Le stesse tematiche, sullo sfondo di una società contadina ancora “primitiva” e conflittuale, quella della natìa Fondi, vengono trattate nel successivo Non c’è pace tra gli ulivi (1950). Con Roma ore 11, ispirato ad un fatto di cronaca di forte presa sociale avvenuto a Roma (1952), e Un marito per Anna Zaccheo (1953), che analizza la vita e i tormenti di una ragazza napoletana afflitta dalla sua procace bellezza, che diventa ostacolo per la vita normale alla quale ambisce, De Santis lascia momentaneamente la campagna per trattare temi cittadini e borghesi, in un’Italia che nel pieno della ricostruzione si orienta sempre più su miti e atteggiamenti “americani”. La sua regia si impone, in particolare per l’uso sapiente e originale della gru, del dolly e della tecnica del pan focus, con cui domina il movimento ampio ma controllato in particolare delle folle.

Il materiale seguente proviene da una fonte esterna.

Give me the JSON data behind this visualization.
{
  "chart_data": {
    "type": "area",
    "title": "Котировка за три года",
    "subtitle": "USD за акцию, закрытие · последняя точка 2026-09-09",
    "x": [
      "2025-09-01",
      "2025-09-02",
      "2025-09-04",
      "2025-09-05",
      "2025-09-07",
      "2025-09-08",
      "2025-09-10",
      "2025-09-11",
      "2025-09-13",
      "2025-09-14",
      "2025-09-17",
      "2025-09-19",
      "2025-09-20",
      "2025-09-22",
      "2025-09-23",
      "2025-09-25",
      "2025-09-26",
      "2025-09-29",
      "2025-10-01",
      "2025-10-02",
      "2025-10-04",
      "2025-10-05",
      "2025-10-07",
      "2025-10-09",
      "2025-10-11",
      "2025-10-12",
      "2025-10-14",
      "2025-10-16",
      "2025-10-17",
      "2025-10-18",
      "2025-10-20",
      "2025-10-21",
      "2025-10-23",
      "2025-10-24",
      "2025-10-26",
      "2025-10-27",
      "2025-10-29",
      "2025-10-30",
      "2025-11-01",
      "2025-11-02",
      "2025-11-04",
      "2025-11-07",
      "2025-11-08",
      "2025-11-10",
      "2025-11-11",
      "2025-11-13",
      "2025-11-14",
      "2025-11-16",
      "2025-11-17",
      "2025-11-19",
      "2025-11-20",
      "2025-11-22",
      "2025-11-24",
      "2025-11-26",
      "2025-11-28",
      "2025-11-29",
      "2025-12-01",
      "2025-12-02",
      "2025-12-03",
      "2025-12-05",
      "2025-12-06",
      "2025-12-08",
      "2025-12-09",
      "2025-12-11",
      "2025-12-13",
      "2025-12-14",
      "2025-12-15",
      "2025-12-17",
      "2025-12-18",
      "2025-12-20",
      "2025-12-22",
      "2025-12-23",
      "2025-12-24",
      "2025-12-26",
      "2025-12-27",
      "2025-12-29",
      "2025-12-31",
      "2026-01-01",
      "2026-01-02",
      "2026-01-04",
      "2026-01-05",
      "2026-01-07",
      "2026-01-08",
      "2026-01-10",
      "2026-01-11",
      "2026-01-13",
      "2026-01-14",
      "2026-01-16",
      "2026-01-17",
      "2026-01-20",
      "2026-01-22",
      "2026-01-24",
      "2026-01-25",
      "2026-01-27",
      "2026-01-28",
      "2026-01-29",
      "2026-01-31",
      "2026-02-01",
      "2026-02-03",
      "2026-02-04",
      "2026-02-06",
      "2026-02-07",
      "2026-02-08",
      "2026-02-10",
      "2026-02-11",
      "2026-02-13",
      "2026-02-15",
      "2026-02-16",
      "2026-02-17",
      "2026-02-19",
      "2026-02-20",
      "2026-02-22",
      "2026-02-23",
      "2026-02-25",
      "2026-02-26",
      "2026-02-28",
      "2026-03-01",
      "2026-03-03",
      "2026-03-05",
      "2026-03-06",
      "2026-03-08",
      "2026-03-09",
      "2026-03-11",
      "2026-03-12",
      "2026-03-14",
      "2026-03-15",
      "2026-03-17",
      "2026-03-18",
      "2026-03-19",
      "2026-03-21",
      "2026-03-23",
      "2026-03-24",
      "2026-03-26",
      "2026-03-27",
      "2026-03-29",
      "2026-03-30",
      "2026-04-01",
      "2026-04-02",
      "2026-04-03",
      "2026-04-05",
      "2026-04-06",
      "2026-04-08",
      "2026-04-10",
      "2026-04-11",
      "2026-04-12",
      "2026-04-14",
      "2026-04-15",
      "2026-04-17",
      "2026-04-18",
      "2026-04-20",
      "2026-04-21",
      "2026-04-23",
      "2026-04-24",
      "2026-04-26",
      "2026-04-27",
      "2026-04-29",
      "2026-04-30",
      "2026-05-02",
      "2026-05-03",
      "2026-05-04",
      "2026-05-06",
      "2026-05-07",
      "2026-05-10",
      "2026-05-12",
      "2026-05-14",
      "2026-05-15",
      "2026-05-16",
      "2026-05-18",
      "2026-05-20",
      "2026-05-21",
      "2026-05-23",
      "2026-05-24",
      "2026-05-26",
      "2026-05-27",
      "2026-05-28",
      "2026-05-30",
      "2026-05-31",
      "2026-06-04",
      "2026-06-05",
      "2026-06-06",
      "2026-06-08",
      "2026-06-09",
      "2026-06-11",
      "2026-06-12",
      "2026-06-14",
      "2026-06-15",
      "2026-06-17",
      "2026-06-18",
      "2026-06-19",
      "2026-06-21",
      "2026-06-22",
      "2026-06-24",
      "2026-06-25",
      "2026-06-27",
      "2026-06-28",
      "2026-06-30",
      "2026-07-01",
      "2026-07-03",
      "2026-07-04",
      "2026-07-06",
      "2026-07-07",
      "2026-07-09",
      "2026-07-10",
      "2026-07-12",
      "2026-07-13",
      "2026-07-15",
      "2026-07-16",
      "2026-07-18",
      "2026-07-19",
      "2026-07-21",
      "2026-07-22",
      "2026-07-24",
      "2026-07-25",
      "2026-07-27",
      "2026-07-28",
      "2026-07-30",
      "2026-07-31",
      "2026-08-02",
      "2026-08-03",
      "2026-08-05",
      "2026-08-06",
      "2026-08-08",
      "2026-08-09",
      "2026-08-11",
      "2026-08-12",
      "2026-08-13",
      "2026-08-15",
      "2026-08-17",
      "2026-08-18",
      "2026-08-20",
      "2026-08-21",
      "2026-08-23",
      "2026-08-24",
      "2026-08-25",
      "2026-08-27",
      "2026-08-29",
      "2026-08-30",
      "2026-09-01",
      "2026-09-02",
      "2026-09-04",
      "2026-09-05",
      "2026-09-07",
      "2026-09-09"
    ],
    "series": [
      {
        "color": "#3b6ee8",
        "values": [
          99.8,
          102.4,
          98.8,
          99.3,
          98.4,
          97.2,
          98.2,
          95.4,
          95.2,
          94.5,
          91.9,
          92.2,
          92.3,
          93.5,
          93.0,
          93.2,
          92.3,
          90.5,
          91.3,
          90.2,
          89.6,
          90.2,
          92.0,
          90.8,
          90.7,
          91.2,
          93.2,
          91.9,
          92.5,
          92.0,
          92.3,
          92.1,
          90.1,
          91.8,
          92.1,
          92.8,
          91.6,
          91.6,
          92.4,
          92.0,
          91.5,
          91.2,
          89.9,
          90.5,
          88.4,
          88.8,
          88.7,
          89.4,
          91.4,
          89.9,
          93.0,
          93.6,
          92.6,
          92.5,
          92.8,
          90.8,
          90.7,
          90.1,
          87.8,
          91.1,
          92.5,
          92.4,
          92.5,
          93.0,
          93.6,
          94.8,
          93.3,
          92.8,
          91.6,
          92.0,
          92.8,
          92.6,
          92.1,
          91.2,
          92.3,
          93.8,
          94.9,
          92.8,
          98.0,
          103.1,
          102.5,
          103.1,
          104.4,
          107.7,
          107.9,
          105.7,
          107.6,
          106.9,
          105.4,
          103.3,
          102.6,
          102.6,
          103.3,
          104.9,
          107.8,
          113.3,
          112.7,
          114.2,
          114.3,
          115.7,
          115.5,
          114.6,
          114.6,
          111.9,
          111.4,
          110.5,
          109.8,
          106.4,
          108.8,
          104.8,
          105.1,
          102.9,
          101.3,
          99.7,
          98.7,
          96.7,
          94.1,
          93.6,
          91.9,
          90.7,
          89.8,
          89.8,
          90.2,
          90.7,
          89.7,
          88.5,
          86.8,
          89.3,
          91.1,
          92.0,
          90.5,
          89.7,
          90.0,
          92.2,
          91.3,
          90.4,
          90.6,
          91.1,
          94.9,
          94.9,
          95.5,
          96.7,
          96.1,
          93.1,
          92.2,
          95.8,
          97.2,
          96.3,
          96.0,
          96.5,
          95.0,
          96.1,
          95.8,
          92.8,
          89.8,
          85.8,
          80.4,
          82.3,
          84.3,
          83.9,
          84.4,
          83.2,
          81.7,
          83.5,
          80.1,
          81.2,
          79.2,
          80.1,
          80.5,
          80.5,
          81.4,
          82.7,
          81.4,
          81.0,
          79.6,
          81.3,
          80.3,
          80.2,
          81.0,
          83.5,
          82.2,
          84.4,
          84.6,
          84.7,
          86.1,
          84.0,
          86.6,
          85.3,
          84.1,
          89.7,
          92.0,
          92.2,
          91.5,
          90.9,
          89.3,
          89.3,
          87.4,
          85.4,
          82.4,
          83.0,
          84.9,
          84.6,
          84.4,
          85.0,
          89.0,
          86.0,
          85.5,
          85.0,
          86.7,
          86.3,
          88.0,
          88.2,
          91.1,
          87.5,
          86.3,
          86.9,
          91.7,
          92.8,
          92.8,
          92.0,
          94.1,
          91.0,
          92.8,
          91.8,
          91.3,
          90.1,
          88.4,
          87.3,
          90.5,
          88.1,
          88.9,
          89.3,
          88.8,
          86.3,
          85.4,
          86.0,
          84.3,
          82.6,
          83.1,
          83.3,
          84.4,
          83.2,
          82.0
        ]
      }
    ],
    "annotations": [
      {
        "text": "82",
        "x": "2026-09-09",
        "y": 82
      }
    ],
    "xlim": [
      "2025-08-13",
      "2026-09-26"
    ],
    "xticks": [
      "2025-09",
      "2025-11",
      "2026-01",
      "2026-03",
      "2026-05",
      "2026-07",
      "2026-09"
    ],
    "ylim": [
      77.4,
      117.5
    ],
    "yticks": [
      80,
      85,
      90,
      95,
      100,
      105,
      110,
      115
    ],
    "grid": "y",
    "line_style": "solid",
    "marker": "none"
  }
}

Con Giorni d’amore (1954) e Uomini e lupi (1957) torna ai temi consueti. In particolare Giorni d’amore è il suo primo film a colori e conquista il Nastro d’argento nel 1955 per il migliore attore protagonista (Marcello Mastroianni) e poi il premio per la migliore fotografia a colori al III Festival Internazionale di Cinema di San Sebastian (Otello Martelli).

Con La strada lunga un anno, girato nel 1958 in Istria e candidato al premio Oscar come miglior film straniero, inizia la crisi del regista: crisi di ispirazione, stanchezza, incapacità di rinnovarsi profondamente in un periodo storico molto critico per la sinistra, che non riesce ad assorbire gli eventi catastrofici del comunismo sovietico (destalinizzazione, repressione sanguinosa della rivolta d’Ungheria del 1956). Ma tutto il filone del neorealismo entra in crisi, dando spazio alla commedia all’italiana. Tuttavia, il film conquista il premio alla migliore regia al Festival di Pola del 1958.

La nuova stagione della produzione di De Santis inizia con uno scialbo La garçonnière (1960) narrante l’avventura extraconiugale di un uomo che infine, deluso, ritorna in famiglia; continua con Italiani brava gente (1964), una coproduzione italo-sovietica sulla ritirata di Russia delle truppe italiane, in cui torna sottopelle l’ideologia nelle forme della ribellione dei proletari di ogni parte belligerante contro la guerra, e termina con Un apprezzato professionista di sicuro avvenire (1972), un feuilleton con cui pare volersi cimentare con le tematiche del trionfante indirizzo della commedia all’italiana.

Negli anni 80 e 90 è docente presso il Centro Sperimentale di Cinematografia, continuando parallelamente a progettare film che non vedranno mai la luce. Nel ’95 riceve il Leone d’Oro alla carriera al Festival di Venezia e insieme a Bruno Bigon cura la regia di Oggi è un altro giorno – Milano 1945-1995, documentario dedicato alla Resistenza a Milano, rivista attraverso gli occhi di un gruppo di studenti liceali. Scompare il 16 maggio del 1997.